Dass es so schlimm um meine Heimatstadt bestellt ist, das wußte ich nicht. Gott Sei Dank gibt es Herrn Wieninger und Herrn Jendricke, die jetzt Nordhausen vor dem totalen Chaos und vielleicht auch vor dem Untergang retten werden.

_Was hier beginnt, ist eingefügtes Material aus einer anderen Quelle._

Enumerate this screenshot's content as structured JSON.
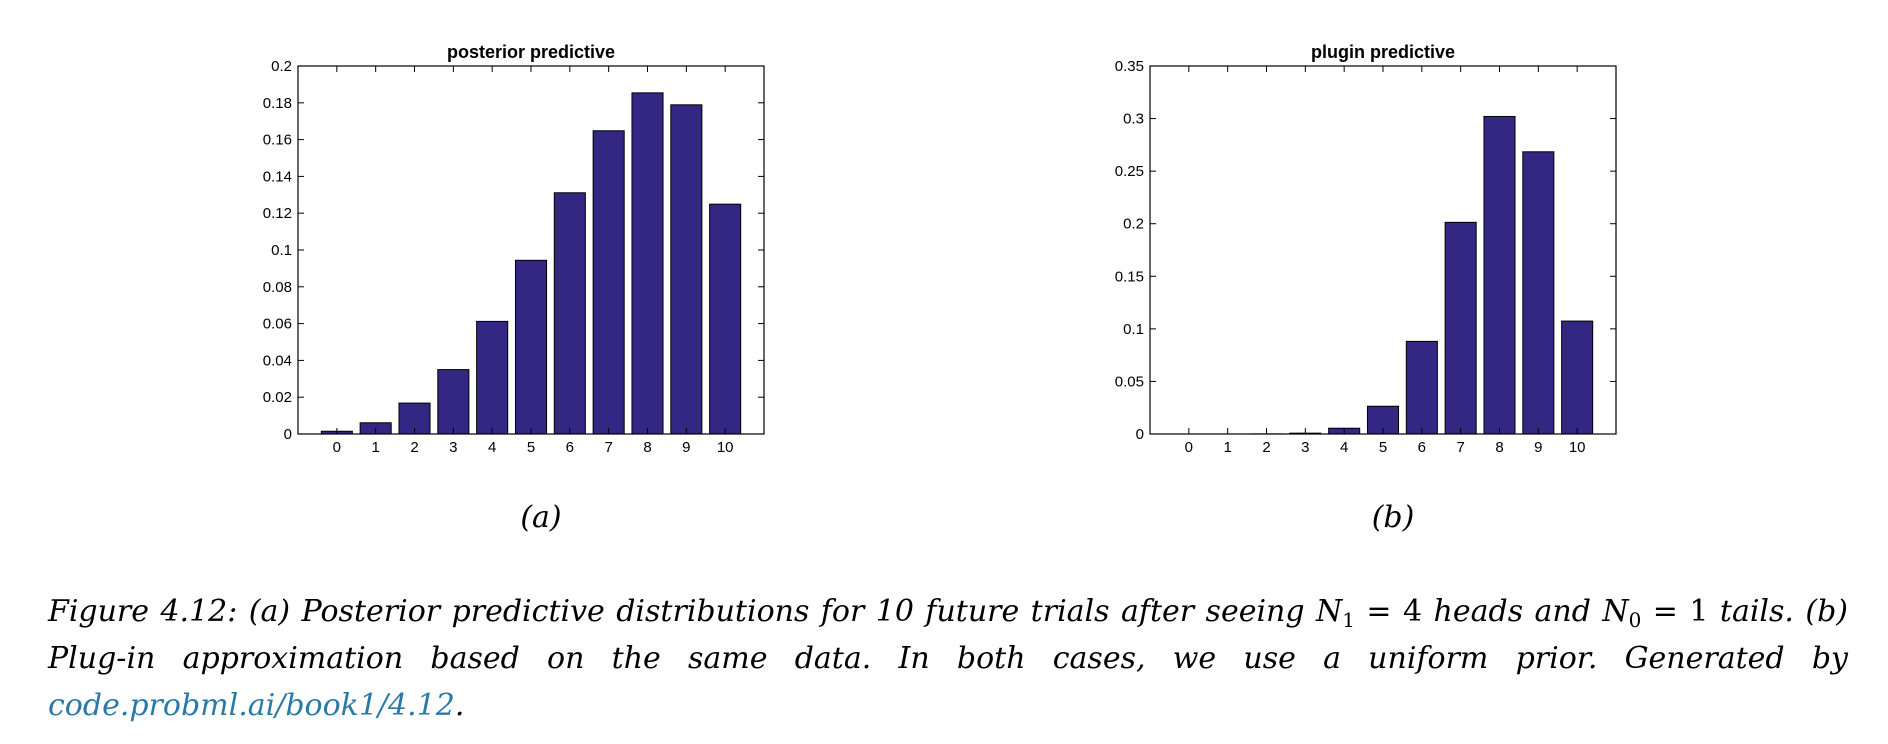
{
  "chart_data": [
    {
      "type": "bar",
      "title": "posterior predictive",
      "categories": [
        "0",
        "1",
        "2",
        "3",
        "4",
        "5",
        "6",
        "7",
        "8",
        "9",
        "10"
      ],
      "values": [
        0.0015,
        0.0061,
        0.0168,
        0.035,
        0.0612,
        0.0944,
        0.1311,
        0.1648,
        0.1854,
        0.1789,
        0.1249
      ],
      "ylim": [
        0,
        0.2
      ],
      "yticks": [
        "0",
        "0.02",
        "0.04",
        "0.06",
        "0.08",
        "0.1",
        "0.12",
        "0.14",
        "0.16",
        "0.18",
        "0.2"
      ],
      "ytick_values": [
        0,
        0.02,
        0.04,
        0.06,
        0.08,
        0.1,
        0.12,
        0.14,
        0.16,
        0.18,
        0.2
      ],
      "xlabel": "",
      "ylabel": "",
      "grid": false,
      "bar_color": "#342783",
      "panel_label": "(a)"
    },
    {
      "type": "bar",
      "title": "plugin predictive",
      "categories": [
        "0",
        "1",
        "2",
        "3",
        "4",
        "5",
        "6",
        "7",
        "8",
        "9",
        "10"
      ],
      "values": [
        0.0,
        0.0,
        0.0001,
        0.0008,
        0.0055,
        0.0264,
        0.0881,
        0.2013,
        0.302,
        0.2684,
        0.1074
      ],
      "ylim": [
        0,
        0.35
      ],
      "yticks": [
        "0",
        "0.05",
        "0.1",
        "0.15",
        "0.2",
        "0.25",
        "0.3",
        "0.35"
      ],
      "ytick_values": [
        0,
        0.05,
        0.1,
        0.15,
        0.2,
        0.25,
        0.3,
        0.35
      ],
      "xlabel": "",
      "ylabel": "",
      "grid": false,
      "bar_color": "#342783",
      "panel_label": "(b)"
    }
  ],
  "caption": {
    "prefix": "Figure 4.12: (a) Posterior predictive distributions for 10 future trials after seeing ",
    "n1_var": "N",
    "n1_sub": "1",
    "n1_eq": " = 4",
    "middle": " heads and ",
    "n0_var": "N",
    "n0_sub": "0",
    "n0_eq": " = 1",
    "suffix": " tails. (b) Plug-in approximation based on the same data. In both cases, we use a uniform prior. Generated by ",
    "link_text": "code.probml.ai/book1/4.12",
    "end": "."
  }
}
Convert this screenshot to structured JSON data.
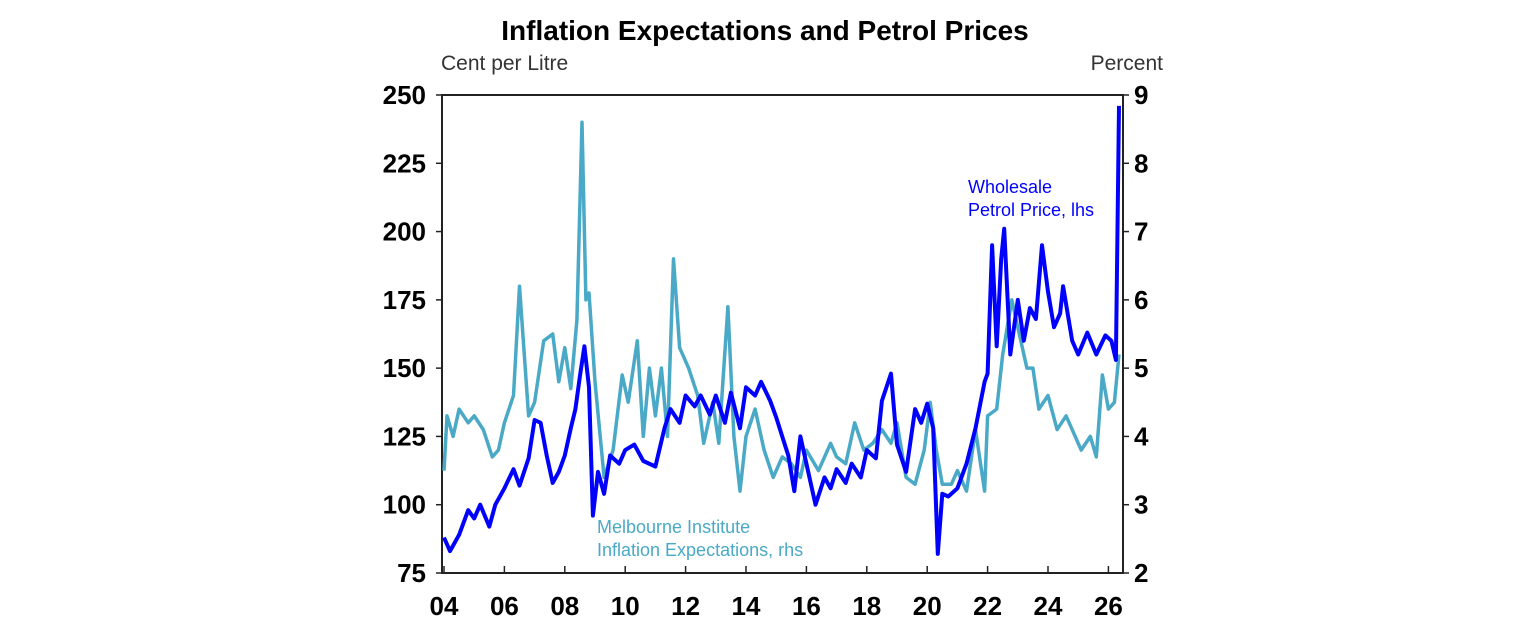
{
  "chart_data": {
    "type": "line",
    "title": "Inflation Expectations and Petrol Prices",
    "ylabel_left": "Cent per Litre",
    "ylabel_right": "Percent",
    "xlim": [
      2004,
      2026.6
    ],
    "ylim_left": [
      75,
      250
    ],
    "ylim_right": [
      2,
      9
    ],
    "x_ticks": [
      {
        "v": 2004,
        "label": "04"
      },
      {
        "v": 2006,
        "label": "06"
      },
      {
        "v": 2008,
        "label": "08"
      },
      {
        "v": 2010,
        "label": "10"
      },
      {
        "v": 2012,
        "label": "12"
      },
      {
        "v": 2014,
        "label": "14"
      },
      {
        "v": 2016,
        "label": "16"
      },
      {
        "v": 2018,
        "label": "18"
      },
      {
        "v": 2020,
        "label": "20"
      },
      {
        "v": 2022,
        "label": "22"
      },
      {
        "v": 2024,
        "label": "24"
      },
      {
        "v": 2026,
        "label": "26"
      }
    ],
    "y_ticks_left": [
      "75",
      "100",
      "125",
      "150",
      "175",
      "200",
      "225",
      "250"
    ],
    "y_ticks_right": [
      "2",
      "3",
      "4",
      "5",
      "6",
      "7",
      "8",
      "9"
    ],
    "grid": false,
    "colors": {
      "petrol": "#0000ff",
      "expectations": "#4aa9c6"
    },
    "series": [
      {
        "name": "Wholesale Petrol Price, lhs",
        "label_lines": [
          "Wholesale",
          "Petrol Price, lhs"
        ],
        "axis": "left",
        "x": [
          2004.0,
          2004.2,
          2004.5,
          2004.8,
          2005.0,
          2005.2,
          2005.5,
          2005.7,
          2006.0,
          2006.3,
          2006.5,
          2006.8,
          2007.0,
          2007.2,
          2007.4,
          2007.6,
          2007.8,
          2008.0,
          2008.2,
          2008.35,
          2008.5,
          2008.65,
          2008.8,
          2008.93,
          2009.1,
          2009.3,
          2009.5,
          2009.8,
          2010.0,
          2010.3,
          2010.6,
          2011.0,
          2011.3,
          2011.5,
          2011.8,
          2012.0,
          2012.3,
          2012.5,
          2012.8,
          2013.0,
          2013.3,
          2013.5,
          2013.8,
          2014.0,
          2014.3,
          2014.5,
          2014.8,
          2015.0,
          2015.2,
          2015.4,
          2015.6,
          2015.8,
          2016.0,
          2016.3,
          2016.6,
          2016.8,
          2017.0,
          2017.3,
          2017.5,
          2017.8,
          2018.0,
          2018.3,
          2018.5,
          2018.8,
          2019.0,
          2019.3,
          2019.6,
          2019.8,
          2020.0,
          2020.2,
          2020.35,
          2020.5,
          2020.7,
          2021.0,
          2021.3,
          2021.6,
          2021.9,
          2022.0,
          2022.15,
          2022.3,
          2022.45,
          2022.55,
          2022.75,
          2023.0,
          2023.2,
          2023.4,
          2023.6,
          2023.8,
          2024.0,
          2024.2,
          2024.4,
          2024.5,
          2024.8,
          2025.0,
          2025.3,
          2025.6,
          2025.9,
          2026.1,
          2026.25,
          2026.35
        ],
        "values": [
          88,
          83,
          89,
          98,
          95,
          100,
          92,
          100,
          106,
          113,
          107,
          117,
          131,
          130,
          118,
          108,
          112,
          118,
          128,
          135,
          147,
          158,
          143,
          96,
          112,
          104,
          118,
          115,
          120,
          122,
          116,
          114,
          128,
          135,
          130,
          140,
          136,
          140,
          133,
          140,
          130,
          141,
          128,
          143,
          140,
          145,
          138,
          132,
          125,
          118,
          105,
          125,
          115,
          100,
          110,
          106,
          113,
          108,
          115,
          110,
          120,
          117,
          138,
          148,
          122,
          112,
          135,
          130,
          137,
          128,
          82,
          104,
          103,
          106,
          115,
          128,
          145,
          148,
          195,
          158,
          190,
          201,
          155,
          175,
          160,
          172,
          168,
          195,
          178,
          165,
          170,
          180,
          160,
          155,
          163,
          155,
          162,
          160,
          153,
          246
        ]
      },
      {
        "name": "Melbourne Institute Inflation Expectations, rhs",
        "label_lines": [
          "Melbourne Institute",
          "Inflation Expectations, rhs"
        ],
        "axis": "right",
        "x": [
          2004.0,
          2004.1,
          2004.3,
          2004.5,
          2004.8,
          2005.0,
          2005.3,
          2005.6,
          2005.8,
          2006.0,
          2006.3,
          2006.5,
          2006.8,
          2007.0,
          2007.3,
          2007.6,
          2007.8,
          2008.0,
          2008.2,
          2008.4,
          2008.57,
          2008.7,
          2008.8,
          2009.0,
          2009.3,
          2009.6,
          2009.9,
          2010.1,
          2010.4,
          2010.6,
          2010.8,
          2011.0,
          2011.2,
          2011.4,
          2011.6,
          2011.8,
          2012.1,
          2012.4,
          2012.6,
          2012.9,
          2013.1,
          2013.4,
          2013.6,
          2013.8,
          2014.0,
          2014.3,
          2014.6,
          2014.9,
          2015.2,
          2015.5,
          2015.8,
          2016.0,
          2016.4,
          2016.8,
          2017.0,
          2017.3,
          2017.6,
          2017.9,
          2018.2,
          2018.5,
          2018.8,
          2019.0,
          2019.3,
          2019.6,
          2019.9,
          2020.1,
          2020.3,
          2020.5,
          2020.8,
          2021.0,
          2021.3,
          2021.6,
          2021.9,
          2022.0,
          2022.3,
          2022.5,
          2022.8,
          2023.0,
          2023.3,
          2023.5,
          2023.7,
          2024.0,
          2024.3,
          2024.6,
          2024.9,
          2025.1,
          2025.4,
          2025.6,
          2025.8,
          2026.0,
          2026.2,
          2026.35
        ],
        "values": [
          3.5,
          4.3,
          4.0,
          4.4,
          4.2,
          4.3,
          4.1,
          3.7,
          3.8,
          4.2,
          4.6,
          6.2,
          4.3,
          4.5,
          5.4,
          5.5,
          4.8,
          5.3,
          4.7,
          5.7,
          8.6,
          6.0,
          6.1,
          4.8,
          3.4,
          3.8,
          4.9,
          4.5,
          5.4,
          4.0,
          5.0,
          4.3,
          5.0,
          4.0,
          6.6,
          5.3,
          5.0,
          4.6,
          3.9,
          4.5,
          3.9,
          5.9,
          4.0,
          3.2,
          4.0,
          4.4,
          3.8,
          3.4,
          3.7,
          3.6,
          3.4,
          3.8,
          3.5,
          3.9,
          3.7,
          3.6,
          4.2,
          3.8,
          3.9,
          4.1,
          3.9,
          4.2,
          3.4,
          3.3,
          3.8,
          4.5,
          3.8,
          3.3,
          3.3,
          3.5,
          3.2,
          4.1,
          3.2,
          4.3,
          4.4,
          5.2,
          6.0,
          5.6,
          5.0,
          5.0,
          4.4,
          4.6,
          4.1,
          4.3,
          4.0,
          3.8,
          4.0,
          3.7,
          4.9,
          4.4,
          4.5,
          5.2
        ]
      }
    ]
  }
}
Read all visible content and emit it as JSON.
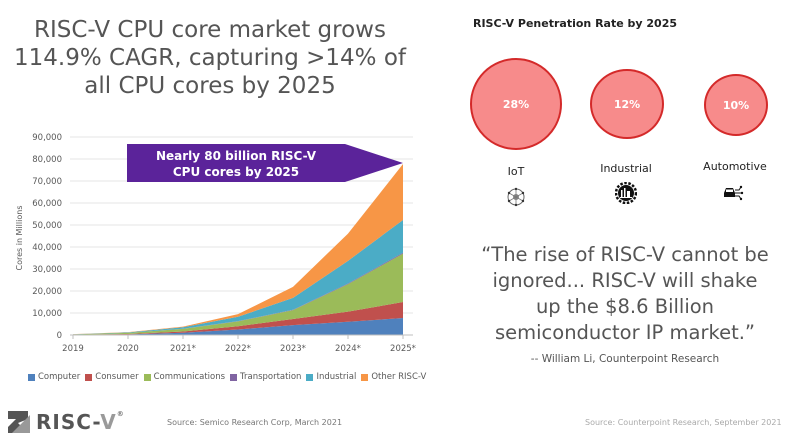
{
  "headline": {
    "line1": "RISC-V CPU core market grows",
    "line2": "114.9% CAGR, capturing >14% of",
    "line3": "all CPU cores by 2025"
  },
  "chart_data": {
    "type": "area",
    "stacked": true,
    "title": "",
    "xlabel": "",
    "ylabel": "Cores in Millions",
    "categories": [
      "2019",
      "2020",
      "2021*",
      "2022*",
      "2023*",
      "2024*",
      "2025*"
    ],
    "ylim": [
      0,
      90000
    ],
    "yticks": [
      "0",
      "10,000",
      "20,000",
      "30,000",
      "40,000",
      "50,000",
      "60,000",
      "70,000",
      "80,000",
      "90,000"
    ],
    "ytick_values": [
      0,
      10000,
      20000,
      30000,
      40000,
      50000,
      60000,
      70000,
      80000,
      90000
    ],
    "grid": true,
    "legend_position": "bottom",
    "series": [
      {
        "name": "Computer",
        "color": "#4f81bd",
        "values": [
          100,
          300,
          1000,
          2500,
          4500,
          6000,
          7700
        ]
      },
      {
        "name": "Consumer",
        "color": "#c0504d",
        "values": [
          50,
          150,
          600,
          1500,
          2800,
          4600,
          7300
        ]
      },
      {
        "name": "Communications",
        "color": "#9bbb59",
        "values": [
          150,
          500,
          1200,
          2200,
          4000,
          12500,
          22000
        ]
      },
      {
        "name": "Transportation",
        "color": "#8064a2",
        "values": [
          5,
          10,
          30,
          80,
          150,
          300,
          400
        ]
      },
      {
        "name": "Industrial",
        "color": "#4bacc6",
        "values": [
          50,
          250,
          700,
          2000,
          5400,
          10300,
          14900
        ]
      },
      {
        "name": "Other RISC-V",
        "color": "#f79646",
        "values": [
          20,
          80,
          300,
          1200,
          5000,
          12400,
          25400
        ]
      }
    ],
    "annotation": {
      "line1": "Nearly 80 billion RISC-V",
      "line2": "CPU cores by 2025",
      "color": "#5b239a",
      "points_to": {
        "x": "2025*",
        "y": 79000
      }
    }
  },
  "penetration": {
    "title": "RISC-V Penetration Rate by 2025",
    "segments": [
      {
        "label": "IoT",
        "value": "28%",
        "icon": "iot-network-icon"
      },
      {
        "label": "Industrial",
        "value": "12%",
        "icon": "industrial-gear-icon"
      },
      {
        "label": "Automotive",
        "value": "10%",
        "icon": "automotive-car-icon"
      }
    ]
  },
  "quote": {
    "line1": "“The rise of RISC-V cannot be",
    "line2": "ignored... RISC-V will shake",
    "line3": "up the $8.6 Billion",
    "line4": "semiconductor IP market.”",
    "attribution": "-- William Li, Counterpoint Research"
  },
  "footer": {
    "logo_text_main": "RISC-",
    "logo_text_v": "V",
    "logo_reg": "®",
    "source_left": "Source: Semico Research Corp, March 2021",
    "source_right": "Source: Counterpoint Research, September 2021"
  }
}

Toll gemacht, dieses Theaterstück.
Euer Verwalter
08.11.2009, 11:26 Uhr
Es gibt sie noch -
die ehrlichen und aufrechten. Ich danke Herr Wieninger für sein Heldentum und seinen Verwaltungspatriotismus. Gut, dass sich solche Menschen um meine Heimat und meinen Job sorgen.
eccehomo
08.11.2009, 17:49 Uhr
Nicht übertreiben
Ach, Herr Wieniger, jetzt aber mal nicht übertreiben. Nordhausen wird davon nicht untergehen.
H.Buntfuß
08.11.2009, 19:21 Uhr
Ohnmacht oder Wut??
Ja so sind sie, die kleinen „Schröders“ und „Münteferings.“ Nimmt man ihnen etwas von ihrer gut behüteten Macht, dann werden sie kopflos. Sie gehen auf alles los, was sich ihnen in den Weg stellt. Im Namen der Demokratie und Menschenrechte ziehen sie in die Schlacht. Dabei vergessen sie, dass sie es waren, die Demokratie und Menschenrechte so gut wie außer Kraft gesetzt haben.

Mit solchem Gehabe verliert man bei der Bevölkerung natürlich an Glaubwürdigkeit. Was heißt, bei der Bevölkerung, ist es nicht so, dass sich die Parteien untereinander nicht trauen, und sie als Politiker verlangen Vertrauen vom Bürger????